A strike in the motor industry looks likely after another meeting between the National Union of Metalworkers and Retail Motor Industry failed to resolve the wage dispute.

A strike in the motor industry looks likely after another meeting between the National Union of Metalworkers (Numsa) and Retail motor Industry (RMI) failed to resolve the wage dispute.

Numsa spokesman Dumisa Ntuli says the industry faces the prospect of a “massive” strike next month, involving about 81 000 workers. "We will start with a primary strike action on September 1 and about 60 000 members are expected to participate. A secondary strike the following day will involve 21 000 workers," he says.

Ntuli says the union has rejected an offer of 8,5 per cent increase on minimum rates of pay. The union wants an increase of five per cent above the May consumer price index of 7,7 per cent. It also wants the wages of workers to be backdated to the date of the signing of the collective agreement.

"At the heart of the dispute is for employers to grant increases on the actual rates of pay," Ntuli told . "The strike will be our ultimate weapon because the income gaps are growing."

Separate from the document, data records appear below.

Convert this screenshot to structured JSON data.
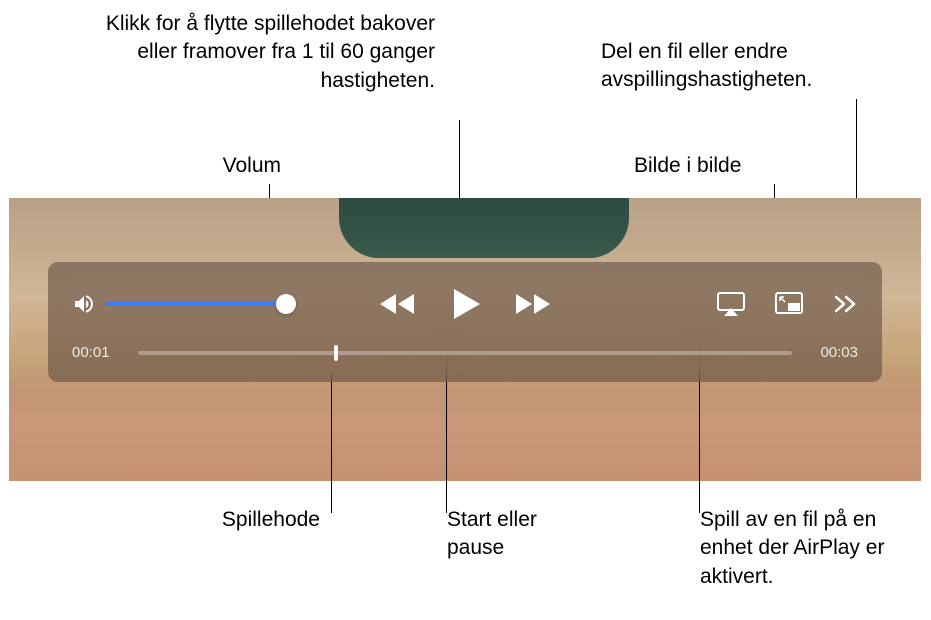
{
  "callouts": {
    "scrub": "Klikk for å flytte spillehodet bakover eller framover fra 1 til 60 ganger hastigheten.",
    "volume": "Volum",
    "share": "Del en fil eller endre avspillingshastigheten.",
    "pip": "Bilde i bilde",
    "playhead": "Spillehode",
    "playpause": "Start eller pause",
    "airplay": "Spill av en fil på en enhet der AirPlay er aktivert."
  },
  "player": {
    "currentTime": "00:01",
    "remainingTime": "00:03",
    "volumePercent": 100,
    "playheadPercent": 30
  }
}
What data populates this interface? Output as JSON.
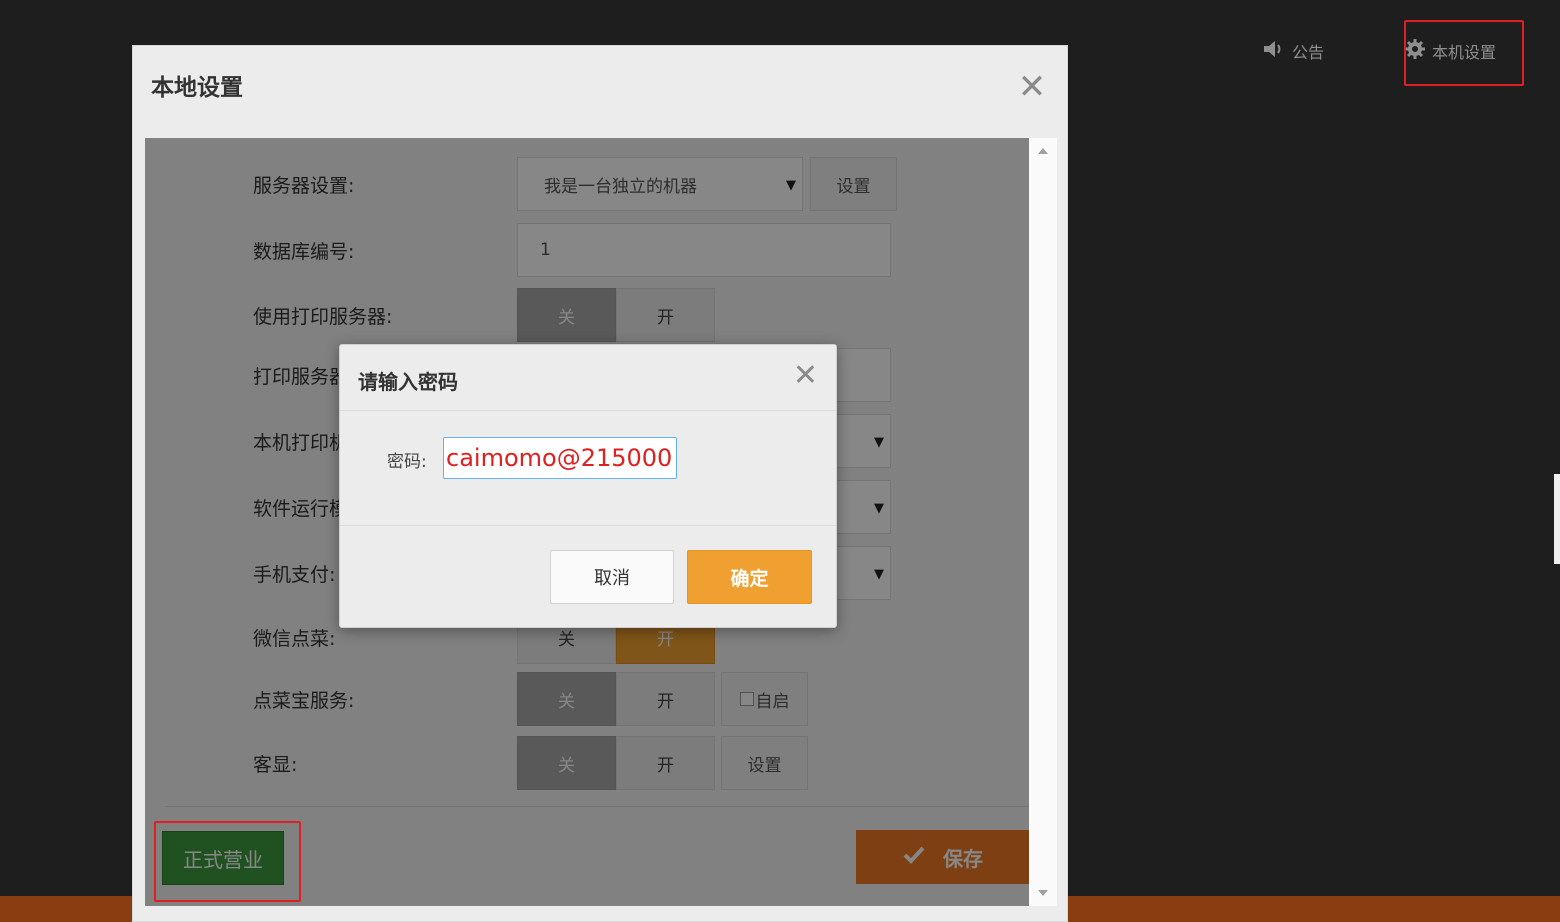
{
  "topbar": {
    "notice_label": "公告",
    "settings_label": "本机设置",
    "notice_icon": "speaker-icon",
    "settings_icon": "gear-icon"
  },
  "settings_modal": {
    "title": "本地设置",
    "close_icon": "close-icon",
    "rows": [
      {
        "label": "服务器设置:",
        "select_value": "我是一台独立的机器",
        "button": "设置"
      },
      {
        "label": "数据库编号:",
        "input_value": "1"
      },
      {
        "label": "使用打印服务器:",
        "off": "关",
        "on": "开"
      },
      {
        "label": "打印服务器"
      },
      {
        "label": "本机打印机"
      },
      {
        "label": "软件运行模"
      },
      {
        "label": "手机支付:"
      },
      {
        "label": "微信点菜:",
        "off": "关",
        "on": "开"
      },
      {
        "label": "点菜宝服务:",
        "off": "关",
        "on": "开",
        "checkbox_label": "自启"
      },
      {
        "label": "客显:",
        "off": "关",
        "on": "开",
        "button": "设置"
      }
    ],
    "footer": {
      "open_button": "正式营业",
      "save_button": "保存",
      "save_icon": "check-icon"
    }
  },
  "password_dialog": {
    "title": "请输入密码",
    "label": "密码:",
    "value": "caimomo@215000",
    "cancel": "取消",
    "confirm": "确定"
  },
  "colors": {
    "background": "#1e1e1e",
    "highlight": "#e02020",
    "accent_orange": "#f0a030",
    "save_orange": "#ee7a25",
    "open_green": "#3e9a3e",
    "password_text": "#e02020"
  }
}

"Given that the basic hourly rate for a petrol attendant is R5,07 in urban areas and R3,10 in the rural areas, the minimum 8,5 per cent wage increase is wretchedly small ...

"The wages of the majority of motor retail workers have remained stationary for six years. Our research has exposed that motor retail workers are paid less than pensioners.

"It is common for petrol station attendants to work 12-hour shifts for as little as R25 a day. The unfairness of this situation, combined with the steady erosion in the buying power of motor retail wages, manifest in bitterness."

Ntuli says the parties are set to meet again next Monday.